Monday, May 16, 2011

Remission Again

I'm sitting here in my corner seat just below one of the three windows looking over the roof and parking lot of the hospital. I have chosen a pink and yellow quilt to sit under because it is darn cold in here today. HER-Fusion is the game plan today. I am going to sit here for 90 minutes while a little drug drips down a rubber tube into my port, veins, and then cells. No big deal as it happens every three weeks. But then again, I am reading the status posts on Facebook of my other mommy friends and reading about their laundry folding and dish washing. And, I am thinking, gee I wish someone would get mine done whole I was sitting here. I am also thinking why the guy with the slight cough just had to sit next to me when there are 12 other great chairs to choose from in this room.

At any rate, I am getting my drugs and saw the doc. I requested another explanation of my remission stats again. So basically, I am not going to get cured. There are little dormant cancer cells sleeping all over my body. They are too tiny to be seen on any diagnostic. However, if they get out of line, the Herceptin and the Tykerb are here to shut them down. It is sort of weird to think that a war is still going on in my body. I am the Midle East.
So, yes, I said remission. I am doing good, have things under control. But seriously, you all have to understand that I will not get cured at this point, war is always being orchestrated, and I am freaking tired all the time. But, the glorious thing is I don't have any land minds at this time.
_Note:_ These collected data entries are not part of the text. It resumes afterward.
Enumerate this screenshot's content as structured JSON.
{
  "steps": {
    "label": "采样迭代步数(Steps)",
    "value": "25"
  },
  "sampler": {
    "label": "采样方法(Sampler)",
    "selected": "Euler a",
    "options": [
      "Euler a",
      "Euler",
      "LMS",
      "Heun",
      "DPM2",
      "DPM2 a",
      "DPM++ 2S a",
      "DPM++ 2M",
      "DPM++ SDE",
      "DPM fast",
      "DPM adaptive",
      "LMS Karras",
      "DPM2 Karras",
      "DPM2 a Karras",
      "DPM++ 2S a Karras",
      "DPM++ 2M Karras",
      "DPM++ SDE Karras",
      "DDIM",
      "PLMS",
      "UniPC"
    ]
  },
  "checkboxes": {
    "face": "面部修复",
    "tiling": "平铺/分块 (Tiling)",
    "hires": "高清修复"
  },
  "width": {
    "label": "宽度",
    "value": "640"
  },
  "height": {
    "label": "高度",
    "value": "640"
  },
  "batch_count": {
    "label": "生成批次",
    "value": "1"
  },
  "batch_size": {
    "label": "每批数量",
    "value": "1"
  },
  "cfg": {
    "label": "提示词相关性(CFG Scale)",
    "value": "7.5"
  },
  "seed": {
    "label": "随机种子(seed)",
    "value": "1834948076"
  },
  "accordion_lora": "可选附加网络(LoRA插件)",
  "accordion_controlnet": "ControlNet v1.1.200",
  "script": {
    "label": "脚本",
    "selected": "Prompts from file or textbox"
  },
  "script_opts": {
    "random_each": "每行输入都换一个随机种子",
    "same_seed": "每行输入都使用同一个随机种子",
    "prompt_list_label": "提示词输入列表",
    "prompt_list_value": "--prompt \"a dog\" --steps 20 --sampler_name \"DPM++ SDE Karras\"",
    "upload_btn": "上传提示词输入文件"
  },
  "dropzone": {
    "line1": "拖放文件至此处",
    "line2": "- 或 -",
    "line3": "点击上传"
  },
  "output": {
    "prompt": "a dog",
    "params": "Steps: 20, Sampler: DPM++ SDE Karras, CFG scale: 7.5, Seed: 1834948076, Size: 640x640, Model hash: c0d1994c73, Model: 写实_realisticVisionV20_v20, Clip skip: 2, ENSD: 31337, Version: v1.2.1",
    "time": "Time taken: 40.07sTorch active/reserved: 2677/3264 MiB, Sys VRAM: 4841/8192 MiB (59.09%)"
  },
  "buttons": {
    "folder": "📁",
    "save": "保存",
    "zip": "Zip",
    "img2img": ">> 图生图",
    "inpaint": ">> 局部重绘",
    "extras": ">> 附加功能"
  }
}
My colonoscopy is good, and we can put that on the back burner for a year. Yeah! I have an MRI next Monday, and we suspect that there are little "dead" cells hanging out in there. This is totally expected and fine. We just don't want any new soldiers yielding their angry fists.

I will say again that this is still hard. I seek to function at a wonderful normalish level while I continue to be haunted by the cancer war. I try to hide it, and I will smile. And, I will enjoy days like last Friday when I had a glimpse into my past. I felt great. For the first time in nearly two years, I felt like is was supposed to feel. I slept all day Thursday after my sedatives from the colonoscopy. I woke only twice to eat and meet my other biological needs. So when I woke Friday morning, I felt amazing.

So yes, I silently fight and get the right to complain every three weeks.  I pray, play my Scrabble, read for my book club, sew, paint, and go wild with creativity even when I am tired all with the ghost that it could end any minute should the sleeping giant wake. Yes, today is a good day. If only I came home from the cancer center this afternoon for my nap with the kitchen completely scrubbed and tidy, it would be an awesome day.
Little things, my friends. Little things. Slow down and feel blessed you get to do your laundry today. Put each tiny shirt and torn pair of jeans in their little drawers and be present. It is a chore. But dear, it is lovely.

1 comment:

  1. I wrote this on my new I-pad in the RMCC and couldn't properly. Sorry for the misspellings.